US stocks experienced a positive uptick on Wednesday, fueled by anticipations of interest-rate cuts, as several Wall Street banks reported strong earnings that set an optimistic tone for the beginning of the earnings season. The Dow Jones Industrial Average (^DJI) saw an increase of about 0.2%, recovering from a volatile trading session the previous day. The S&P 500 (^GSPC) and the Nasdaq Composite (^IXIC) performed even better, gaining approximately 0.5% and 0.7%, respectively.
The encouraging earnings reports came amidst persistent tensions between the US and China, as well as an ongoing government shutdown with no resolution in sight. Bank of America (BAC) announced a profit surge of 23%, benefiting significantly from a wave of sizable deals this summer in the financial sector. Morgan Stanley (MS) echoed this success, reporting a remarkable 45% increase in profits, which CEO James Gorman described as an “outstanding” quarter.
Jerome Powell, the Federal Reserve Chair, further bolstered market sentiment with comments indicating a rise in “downside risks to employment,” suggesting that interest rate cuts may indeed be on the horizon.

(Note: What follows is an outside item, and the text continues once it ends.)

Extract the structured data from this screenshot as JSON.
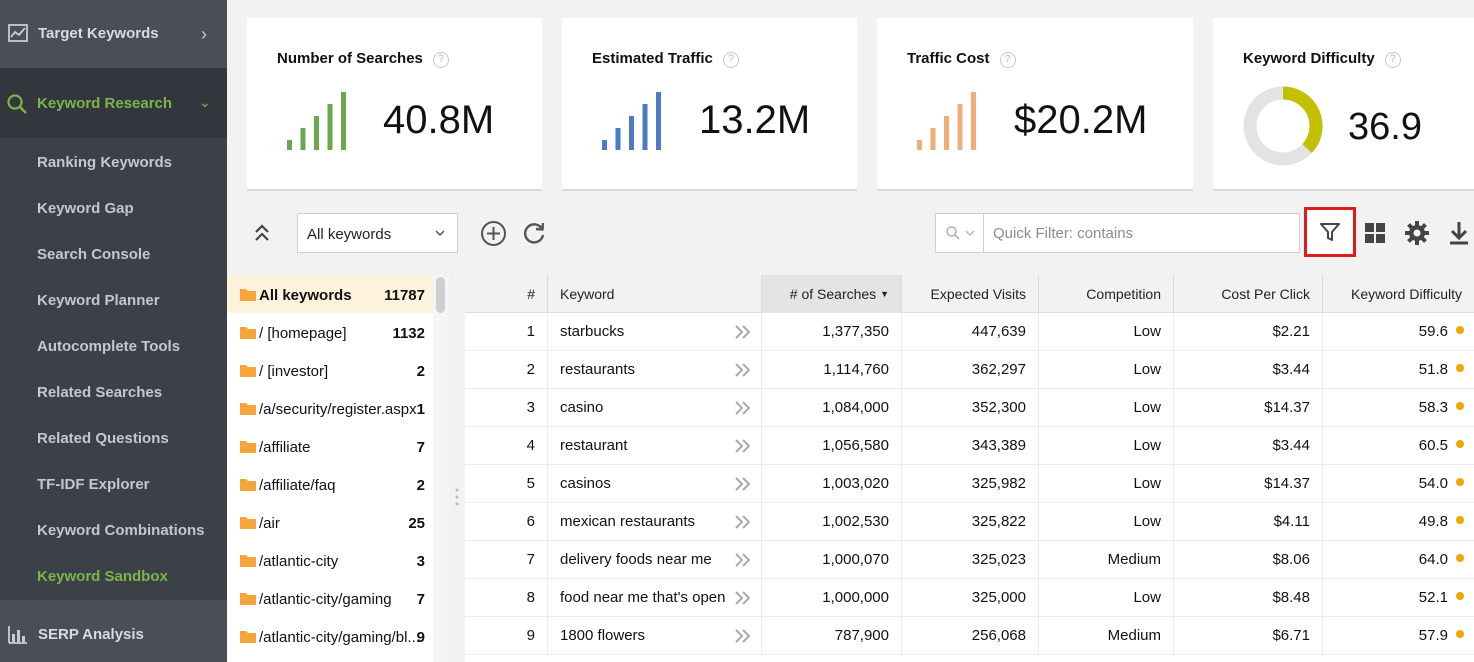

Investors are increasingly confident about a rate cut in the upcoming month, with the likelihood of another in December now estimated at around 96%. Additionally, the release of the Fed’s Beige Book, which summarizes economic conditions, is anticipated to attract considerable attention later in the day.

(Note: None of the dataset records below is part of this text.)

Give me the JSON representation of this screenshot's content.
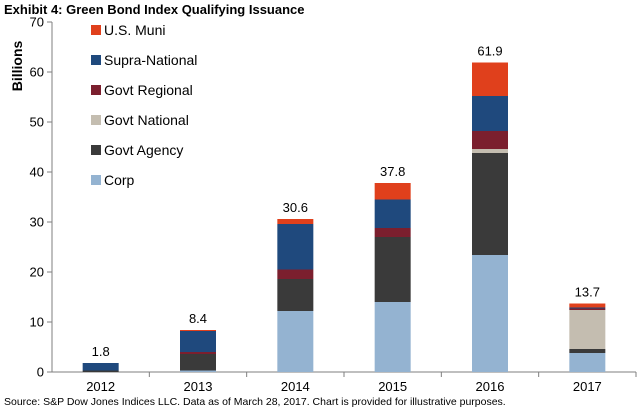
{
  "title": "Exhibit 4: Green Bond Index Qualifying Issuance",
  "source": "Source: S&P Dow Jones Indices LLC.  Data as of March 28, 2017.  Chart is provided for illustrative purposes.",
  "colors": {
    "U.S. Muni": "#e0401c",
    "Supra-National": "#1f497d",
    "Govt Regional": "#7b1f2e",
    "Govt National": "#c4bdb0",
    "Govt Agency": "#3a3a3a",
    "Corp": "#94b3d1"
  },
  "chart_data": {
    "type": "bar",
    "stacked": true,
    "ylabel": "Billions",
    "ylim": [
      0,
      70
    ],
    "yticks": [
      0,
      10,
      20,
      30,
      40,
      50,
      60,
      70
    ],
    "grid": false,
    "legend_position": "top-left",
    "categories": [
      "2012",
      "2013",
      "2014",
      "2015",
      "2016",
      "2017"
    ],
    "totals": [
      "1.8",
      "8.4",
      "30.6",
      "37.8",
      "61.9",
      "13.7"
    ],
    "series": [
      {
        "name": "Corp",
        "values": [
          0.0,
          0.3,
          12.2,
          14.0,
          23.4,
          3.8
        ]
      },
      {
        "name": "Govt Agency",
        "values": [
          0.3,
          3.3,
          6.4,
          13.0,
          20.4,
          0.8
        ]
      },
      {
        "name": "Govt National",
        "values": [
          0.0,
          0.0,
          0.0,
          0.0,
          0.8,
          7.8
        ]
      },
      {
        "name": "Govt Regional",
        "values": [
          0.0,
          0.4,
          1.9,
          1.8,
          3.6,
          0.3
        ]
      },
      {
        "name": "Supra-National",
        "values": [
          1.5,
          4.2,
          9.1,
          5.7,
          7.0,
          0.2
        ]
      },
      {
        "name": "U.S. Muni",
        "values": [
          0.0,
          0.2,
          1.0,
          3.3,
          6.7,
          0.8
        ]
      }
    ],
    "legend_order": [
      "U.S. Muni",
      "Supra-National",
      "Govt Regional",
      "Govt National",
      "Govt Agency",
      "Corp"
    ]
  }
}
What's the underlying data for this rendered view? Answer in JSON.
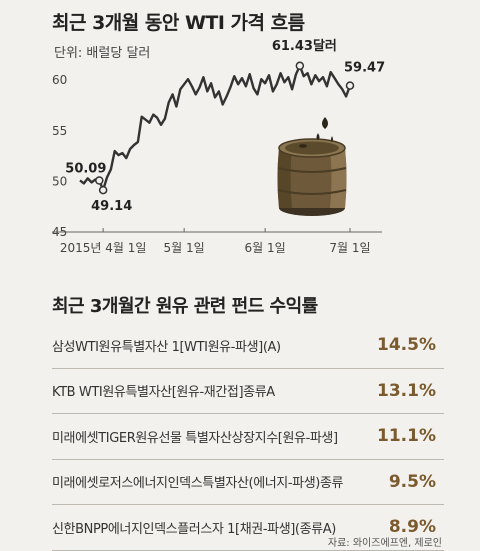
{
  "title": "최근 3개월 동안 WTI 가격 흐름",
  "unit_label": "단위: 배럴당 달러",
  "chart_data": {
    "type": "line",
    "title": "최근 3개월 동안 WTI 가격 흐름",
    "unit": "단위: 배럴당 달러",
    "xlabel": "",
    "ylabel": "",
    "ylim": [
      45,
      62
    ],
    "yticks": [
      45,
      50,
      55,
      60
    ],
    "xticks": [
      {
        "label": "2015년 4월 1일",
        "index": 6
      },
      {
        "label": "5월 1일",
        "index": 27
      },
      {
        "label": "6월 1일",
        "index": 48
      },
      {
        "label": "7월 1일",
        "index": 70
      }
    ],
    "annotations": [
      {
        "label": "50.09",
        "index": 5
      },
      {
        "label": "49.14",
        "index": 6
      },
      {
        "label": "61.43달러",
        "index": 57
      },
      {
        "label": "59.47",
        "index": 70
      }
    ],
    "series": [
      {
        "values": [
          50.1,
          49.8,
          50.3,
          49.9,
          50.2,
          50.09,
          49.14,
          50.4,
          51.2,
          53.0,
          52.6,
          52.8,
          52.3,
          53.2,
          53.6,
          53.9,
          56.4,
          56.1,
          55.8,
          56.6,
          56.3,
          55.6,
          56.2,
          57.8,
          58.6,
          57.4,
          59.1,
          59.6,
          60.1,
          59.4,
          58.6,
          59.3,
          60.3,
          58.9,
          59.7,
          58.3,
          58.9,
          57.6,
          58.4,
          59.3,
          60.4,
          59.6,
          60.2,
          59.4,
          60.6,
          59.2,
          58.6,
          60.1,
          59.7,
          60.5,
          58.9,
          59.6,
          60.7,
          59.8,
          60.3,
          59.1,
          60.6,
          61.43,
          60.4,
          60.7,
          59.6,
          60.5,
          59.9,
          60.3,
          59.4,
          60.8,
          60.2,
          59.6,
          59.1,
          58.4,
          59.47
        ]
      }
    ],
    "grid": false
  },
  "section2_title": "최근 3개월간 원유 관련 펀드 수익률",
  "funds": [
    {
      "name": "삼성WTI원유특별자산 1[WTI원유-파생](A)",
      "return": "14.5%"
    },
    {
      "name": "KTB WTI원유특별자산[원유-재간접]종류A",
      "return": "13.1%"
    },
    {
      "name": "미래에셋TIGER원유선물 특별자산상장지수[원유-파생]",
      "return": "11.1%"
    },
    {
      "name": "미래에셋로저스에너지인덱스특별자산(에너지-파생)종류",
      "return": "9.5%"
    },
    {
      "name": "신한BNPP에너지인덱스플러스자 1[채권-파생](종류A)",
      "return": "8.9%"
    }
  ],
  "source": "자료: 와이즈에프엔, 제로인",
  "colors": {
    "line": "#333333",
    "background": "#f3f1ed",
    "return_text": "#7a5a2e",
    "barrel": "#6e5a3a"
  }
}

Despite optimistic sentiments in the US, US-China trade tensions simmered as President Trump threatened to implement an embargo on cooking oil imports from China, retaliating against China’s reduction in soybean purchases from the US. This encounter escalated following China’s sanctions against several US subsidiaries of South Korean shipbuilder Hanwha. However, Treasury Secretary Scott Bessent indicated that Trump still plans to meet with Chinese leader Xi Jinping later this month, sparking some renewed hopes of resolution.

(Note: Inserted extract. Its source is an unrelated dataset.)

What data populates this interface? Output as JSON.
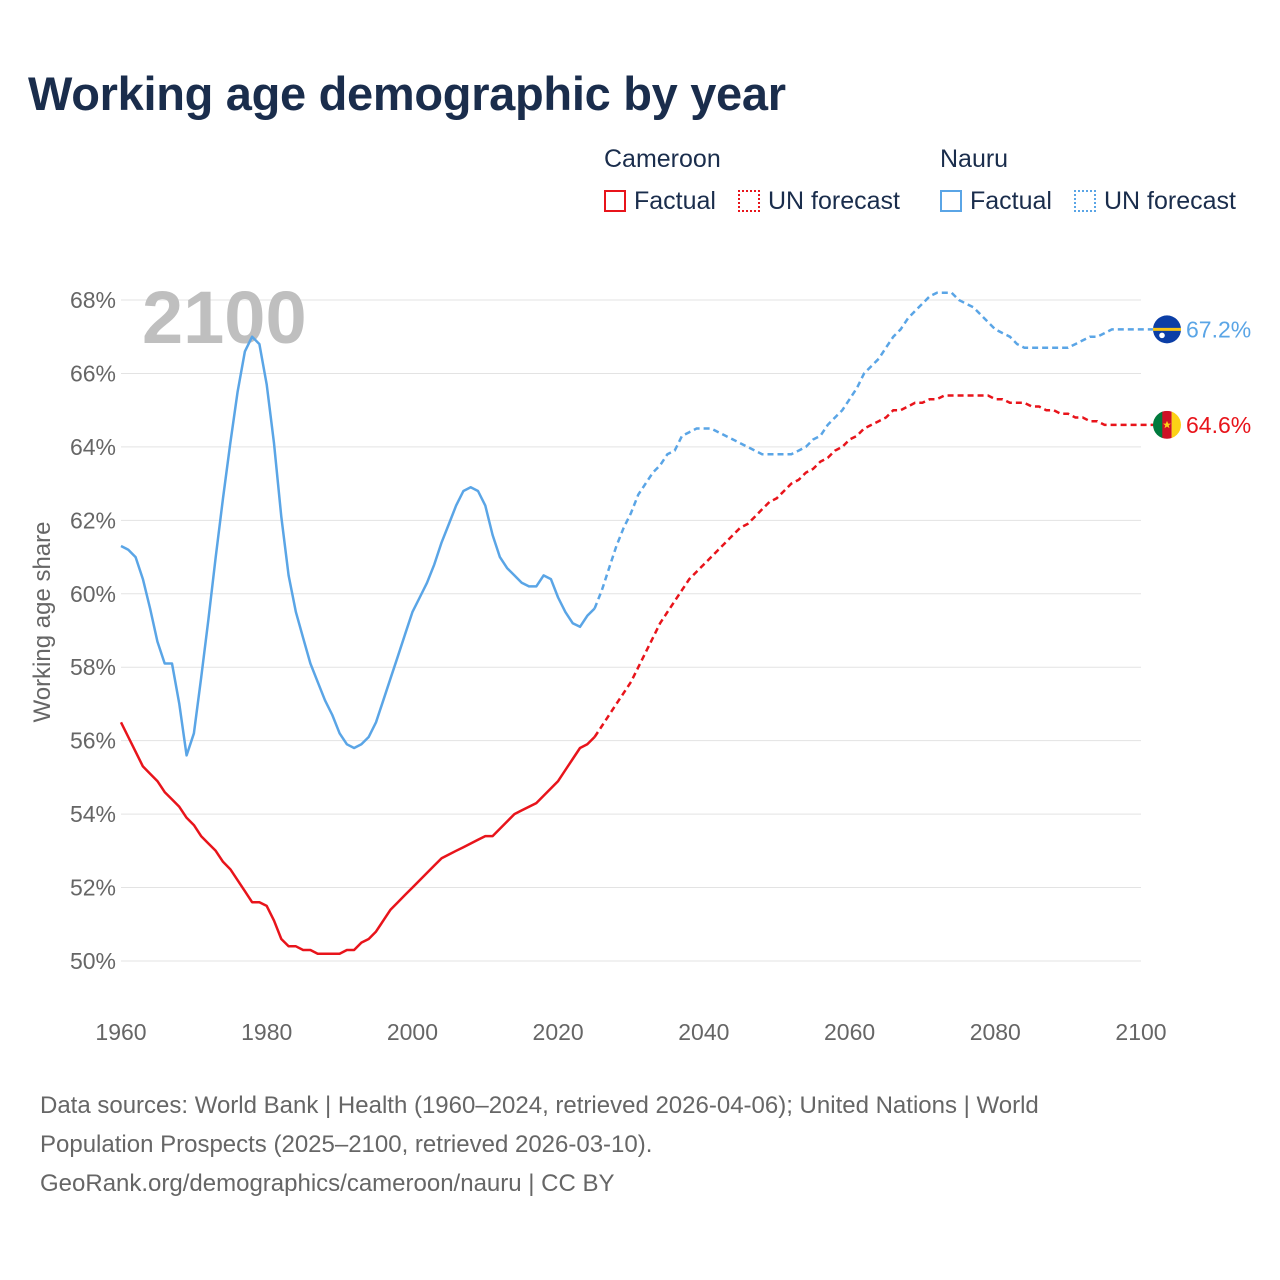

In parallel, domestic issues loomed larger as the Trump administration braced for a prolonged government shutdown. A list detailing potential cuts to federal programs is expected to surface this week, alongside efforts from the White House budget office to ensure military and law enforcement personnel can still be compensated.
Interestingly, some Australian stocks are reaping benefits from the ongoing US-China trade conflict. Australian Oilseeds (COOT) saw its stock surge approximately 260% to $3.48 following Trump’s threats against Chinese producers. Moreover, Australian mining firms involved in critical mineral projects, such as Nova Minerals and Resolution Minerals Ltd., also experienced significant gains as the US seeks to diversify its supply chain away from China.
In the tech sector, Apple (AAPL) shares climbed by 1.4% after launching new products, including an upgraded M5 chip, 14-inch MacBook Pro, and iPad Pro. Meanwhile, Nvidia’s (NVDA) stock rose 2% on news of an upgrade from HSBC, which anticipates continued earnings growth for the chip manufacturer due to expanding market opportunities in artificial intelligence.
Gold prices continued to soar, reaching record highs with futures trading up 1% to over $4,211 per ounce. Spot prices hovered around $4,163, indicating a growing trend among investors favoring hard assets. The surge in precious metals has led some market analysts to caution that gold may be overvalued, while others suggest significant room for further growth, projecting potential prices as high as $6,000 per ounce should just a fraction of US assets held by foreign investors shift toward gold.
On the earnings front, Dollar Tree (DLTR) shares spiked 8% after projecting a robust earnings growth of up to 10% annually over the next three years despite facing challenges from tariffs. Additionally, market watchers took note of the possible implications of an AI-driven boom, with heightened caution expressed over the sustainability of such growth, as signs of a potential ‘bubble’ come into focus.
Overall, the robust performance of the stock market amidst strong earnings, coupled with Federal Reserve expectations and strategic developments in trade relations, painted a complex yet optimistic picture for investors navigating current economic landscapes.